Für Struve muss die Definition dafür dem „Massenmedium Fernsehen“ und seinem Vollprogramm gerecht werden. Der ARD-Vorsitzende Fritz Raff vom Saarländischen Rundfunk warnt aber auch vor der „akuten Inflationsgefahr“ des Wortes Kultur, „wenn alerte Kulturmanager vom Glanz der Event-Kultur schwadronieren oder wenn auf fast allen Fernsehkanälen in dampfenden Koch-Shows und bei ‚Promi-Dinners’ deftig gewürzt die ‚Ess-Kultur’ beschworen wird“.
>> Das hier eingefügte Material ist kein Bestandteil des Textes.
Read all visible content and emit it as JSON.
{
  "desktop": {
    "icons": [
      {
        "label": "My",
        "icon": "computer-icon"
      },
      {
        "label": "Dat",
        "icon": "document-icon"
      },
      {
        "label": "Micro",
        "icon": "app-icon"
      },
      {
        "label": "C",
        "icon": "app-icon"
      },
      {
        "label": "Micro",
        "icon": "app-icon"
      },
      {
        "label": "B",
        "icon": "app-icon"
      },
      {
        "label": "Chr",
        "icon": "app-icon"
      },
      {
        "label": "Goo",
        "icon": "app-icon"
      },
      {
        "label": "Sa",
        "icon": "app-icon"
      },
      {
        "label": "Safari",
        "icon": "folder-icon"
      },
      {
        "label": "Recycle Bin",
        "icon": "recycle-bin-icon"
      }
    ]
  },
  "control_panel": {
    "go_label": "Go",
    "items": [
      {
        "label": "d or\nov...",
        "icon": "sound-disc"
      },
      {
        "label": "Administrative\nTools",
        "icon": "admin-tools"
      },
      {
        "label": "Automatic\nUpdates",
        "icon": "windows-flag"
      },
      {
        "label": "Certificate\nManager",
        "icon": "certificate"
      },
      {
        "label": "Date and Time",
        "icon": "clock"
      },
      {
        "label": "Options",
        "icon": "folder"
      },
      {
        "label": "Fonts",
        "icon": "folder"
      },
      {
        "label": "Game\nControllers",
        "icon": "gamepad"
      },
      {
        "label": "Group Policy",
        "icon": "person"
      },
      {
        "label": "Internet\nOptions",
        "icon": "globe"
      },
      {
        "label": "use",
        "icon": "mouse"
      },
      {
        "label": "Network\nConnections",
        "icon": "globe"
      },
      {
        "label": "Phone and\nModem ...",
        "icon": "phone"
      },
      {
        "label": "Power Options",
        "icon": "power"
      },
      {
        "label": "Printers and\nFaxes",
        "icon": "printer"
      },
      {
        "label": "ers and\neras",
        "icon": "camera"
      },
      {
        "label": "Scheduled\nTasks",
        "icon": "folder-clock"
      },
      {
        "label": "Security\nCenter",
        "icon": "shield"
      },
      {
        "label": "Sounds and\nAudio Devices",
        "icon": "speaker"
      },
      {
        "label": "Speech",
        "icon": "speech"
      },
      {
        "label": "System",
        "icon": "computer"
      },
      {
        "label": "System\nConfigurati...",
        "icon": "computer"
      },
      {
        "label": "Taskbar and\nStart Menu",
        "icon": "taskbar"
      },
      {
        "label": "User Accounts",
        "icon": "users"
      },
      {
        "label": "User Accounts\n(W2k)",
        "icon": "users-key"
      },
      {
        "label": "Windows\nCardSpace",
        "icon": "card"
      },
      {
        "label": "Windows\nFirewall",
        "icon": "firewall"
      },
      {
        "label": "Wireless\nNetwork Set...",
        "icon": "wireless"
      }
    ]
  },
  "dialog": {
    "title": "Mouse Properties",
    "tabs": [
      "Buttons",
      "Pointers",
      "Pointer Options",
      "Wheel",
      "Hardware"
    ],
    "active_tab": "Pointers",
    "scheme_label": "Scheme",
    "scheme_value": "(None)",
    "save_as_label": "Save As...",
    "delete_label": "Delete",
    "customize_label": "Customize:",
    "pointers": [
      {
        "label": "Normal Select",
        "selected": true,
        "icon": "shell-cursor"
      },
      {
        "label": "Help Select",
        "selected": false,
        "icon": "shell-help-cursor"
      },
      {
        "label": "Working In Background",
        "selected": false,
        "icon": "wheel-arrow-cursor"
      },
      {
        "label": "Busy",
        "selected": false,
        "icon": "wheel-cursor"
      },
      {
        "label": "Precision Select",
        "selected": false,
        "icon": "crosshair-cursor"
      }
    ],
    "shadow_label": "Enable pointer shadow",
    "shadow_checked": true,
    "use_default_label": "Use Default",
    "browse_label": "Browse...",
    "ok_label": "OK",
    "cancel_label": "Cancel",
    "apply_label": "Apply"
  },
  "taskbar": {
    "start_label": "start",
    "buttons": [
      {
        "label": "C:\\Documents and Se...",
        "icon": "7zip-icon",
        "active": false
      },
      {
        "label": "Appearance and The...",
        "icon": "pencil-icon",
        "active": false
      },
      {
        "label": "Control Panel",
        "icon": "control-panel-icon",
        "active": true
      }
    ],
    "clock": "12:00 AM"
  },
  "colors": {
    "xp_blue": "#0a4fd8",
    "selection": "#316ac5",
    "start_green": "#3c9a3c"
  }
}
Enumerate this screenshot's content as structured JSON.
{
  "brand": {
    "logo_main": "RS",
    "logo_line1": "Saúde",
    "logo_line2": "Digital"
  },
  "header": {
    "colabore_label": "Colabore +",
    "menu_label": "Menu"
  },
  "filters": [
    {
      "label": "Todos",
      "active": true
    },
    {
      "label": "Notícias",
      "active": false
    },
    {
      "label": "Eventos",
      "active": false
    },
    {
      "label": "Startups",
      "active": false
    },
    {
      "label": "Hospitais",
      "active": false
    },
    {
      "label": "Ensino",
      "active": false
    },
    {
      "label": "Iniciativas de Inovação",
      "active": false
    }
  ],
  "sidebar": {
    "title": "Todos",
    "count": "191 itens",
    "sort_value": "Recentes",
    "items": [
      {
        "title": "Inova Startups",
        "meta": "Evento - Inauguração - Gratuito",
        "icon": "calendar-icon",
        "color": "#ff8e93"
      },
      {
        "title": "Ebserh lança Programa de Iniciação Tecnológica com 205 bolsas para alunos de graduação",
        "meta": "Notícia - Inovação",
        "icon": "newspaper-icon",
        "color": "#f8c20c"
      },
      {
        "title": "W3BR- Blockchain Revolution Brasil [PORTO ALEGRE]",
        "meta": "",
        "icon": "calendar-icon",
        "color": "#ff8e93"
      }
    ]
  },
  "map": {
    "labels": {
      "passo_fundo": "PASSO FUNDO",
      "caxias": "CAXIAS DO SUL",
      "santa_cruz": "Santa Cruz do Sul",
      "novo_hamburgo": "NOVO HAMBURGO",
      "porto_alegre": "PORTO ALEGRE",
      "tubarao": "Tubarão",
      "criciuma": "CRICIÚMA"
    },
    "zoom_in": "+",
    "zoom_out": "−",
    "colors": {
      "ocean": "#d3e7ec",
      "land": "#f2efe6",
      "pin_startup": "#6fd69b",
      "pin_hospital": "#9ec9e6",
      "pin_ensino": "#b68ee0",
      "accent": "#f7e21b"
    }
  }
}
Struve verweist aber auch auf die Kultursender Arte und 3sat. Diesen „systemeigenen Kulturspartensendern“ dürfe man mit einer „Gegenprogrammierung“ nicht „den Garaus machen“. Deren Einschaltquote ist bescheiden genug. Sie erreichen laut Struve gerade mal ein Prozent des Publikums – bei nahezu hundertprozentiger Empfangbarkeit. Den „harten Kern der klassisch Kulturorientierten“ bilden seinen Angaben zufolge fünf Prozent der Bevölkerung. Der Verweis auf diese Spartensender sollte aber auch kein Freibrief für die großen Sender sein. So hatte schon die frühere Kulturstaatsministerin Christina Weiss (parteilos) gefordert, dass die Tagesschau eigentlich täglich auch eine Kulturmeldung enthalten sollte – für Weiss eigentlich „eine Selbstverständlichkeit“.

An Warnungen vor einer „kulturellen Ausdünnung und Trivialisierung“ auch der öffentlich-rechtlichen Programme bei ihrer Quotenjagd, auch im Hörfunk, hat es in den letzten Jahren nicht gefehlt. Gewarnt wurde, zum Beispiel von den Autoren Christa Wolf und Volker Braun, dem Komponisten Udo Zimmermann oder dem Filmregisseur Werner Schroeter, in der Berliner Akademie der Künste vor Programmreformen, „die gravierende Folgen für das kulturelle Leben unseres Landes haben“. Anspruchsvolle Wort- und Musiksendungen würden verdrängt, Feature-Termine gekürzt, Literatursendungen gestrichen oder auf unattraktive Sendeplätze verschoben.

Das brachte den damaligen WDR-Intendanten Fritz Pleitgen auf die Palme: „Die Mehrzahl der Zuhörer und Zuschauer sind nicht Mitglieder der Akademie der Künste, sondern Menschen, die wir erst für die Kultur gewinnen müssen! Unser Publikum ist noch wichtiger als Sie! Wir müssen das Publikum mit einer Sprache erreichen, die es auch versteht. Kultur muss man auch verkaufen können.“ Auch müssten die Sender auf veränderte Hör- und Sehgewohnheiten reagieren. Die großen Sender seien „keine kulturelle Beglückungsanstalt“. Offenbar sei den Künstlern auch nicht bekannt, dass die ARD der größte Kulturvermittler in Deutschland sei.